Nigel Rawson and Brett Skinner | Hill Times | 7 SEP 2022
Uncertainty about PMPRB price regulations will deter new drug launches in Canada
Nigel Rawson and Brett Skinner
In April, the federal minister of health announced that the government would not proceed with two of three major pieces in its new regulatory guidelines for the Patented Medicine Prices Review Board (PMPRB) after successive court rulings quashed changes that would have introduced complex “pharmaco-economic” calculations and required drug companies to disclose confidentially negotiated rebates.
On July 1st, the government implemented the one surviving amendment which involved changing the group of reference countries used to set price ceilings for innovative medicines in Canada from seven to 11 by removing two countries with high drug prices and adding six with lower prices.
A recently published paper examined how this change will impact access to new drugs in Canada. Researchers considered the perspective of a global pharmaceutical executive in Europe or the United States deciding whether it’s sensible from a business perspective to launch an innovative medicine in Canada in the next 12 to 18 months. The analysis was based on a hypothetical rare disease medicine, which would have satisfied the PMPRB’s criteria for being classified as a breakthrough drug because it was “the first one sold in Canada that treats effectively a particular illness or addresses effectively a particular indication.” Under the PMPRB regulations, the maximum list price allowed for a breakthrough drug is the median of list prices in the reference countries. The case study showed how a drug’s list price could be less than the median of the list prices in the seven former countries used in the reference test when first sold in Canada and, therefore, PMPRB-compliant. However, the same list price would exceed the median of prices in the new set of 11 reference countries by at least 12.8%, which would require an equivalent price cut.
This may not seem a large percentage, but it could be sufficient to deter a manufacturer from launching a new medicine in Canada. When considering whether to launch a new medicine on Canada, pharmaceutical executives face a set of complex and difficult questions. Two fundamental ones are: will the PMPRB use its external reference pricing test with the new countries in the same way as it has in the past (the PMPRB has significant latitude in creating its new guidelines), and will the company’s target list price be PMPRB-compliant under the new rules?
Another issue for global executives to consider is whether the changes in Canada will impact their company’s business in other countries, especially those that use Canada as a comparator in their own reference pricing tests. Several of these countries have much larger populations than Canada and, consequently, are important potential markets for new medicines that manufacturers will not want jeopardized.
If executives are considering the launch of a rare disorder drug, they will have to take account of the likelihood that prices of these medicines will be particularly reined in under the new rules. The cancellation of most of the proposed PMPRB revisions does not mean that the federal government has abandoned its objective of reducing medicine prices in Canada.
With so much unknown, pharmaceutical executives’ decisions seem highly likely to be wait-and-see. If companies commonly make this decision, launches of new medicines in Canada will, at best, be delayed and, at worst, not happen.
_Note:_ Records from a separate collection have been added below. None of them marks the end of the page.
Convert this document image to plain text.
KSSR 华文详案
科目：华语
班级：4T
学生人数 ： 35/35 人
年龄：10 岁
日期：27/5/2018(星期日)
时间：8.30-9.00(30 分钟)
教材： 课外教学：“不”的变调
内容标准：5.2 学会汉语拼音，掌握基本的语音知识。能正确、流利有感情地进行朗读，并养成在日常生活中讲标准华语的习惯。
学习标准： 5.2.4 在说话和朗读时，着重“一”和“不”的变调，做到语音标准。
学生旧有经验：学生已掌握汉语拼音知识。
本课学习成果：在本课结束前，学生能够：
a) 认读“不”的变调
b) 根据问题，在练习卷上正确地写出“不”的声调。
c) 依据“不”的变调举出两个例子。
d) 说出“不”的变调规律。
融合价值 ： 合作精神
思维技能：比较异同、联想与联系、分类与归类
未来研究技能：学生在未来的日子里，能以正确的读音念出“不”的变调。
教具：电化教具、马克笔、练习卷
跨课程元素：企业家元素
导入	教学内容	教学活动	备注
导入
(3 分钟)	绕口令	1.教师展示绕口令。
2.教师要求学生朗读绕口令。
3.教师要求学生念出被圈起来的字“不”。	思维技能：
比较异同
Canada’s attractiveness as a marketplace for new medicines has already diminished as a result of uncertainty about the PMPRB changes; the uncertainty will persist while new guidelines are drafted. Further delays in access or complete denials of access to innovative drugs will hurt even more Canadians with unmet or poorly met health needs that could be helped by these medicines.
Nigel Rawson is an affiliate scholar with the Canadian Health Policy Institute and a Senior Fellow with the Macdonald-Laurier Institute. Brett Skinner is CEO of the Canadian Health Policy Institute.
A version of this article appeared in the Hill Times.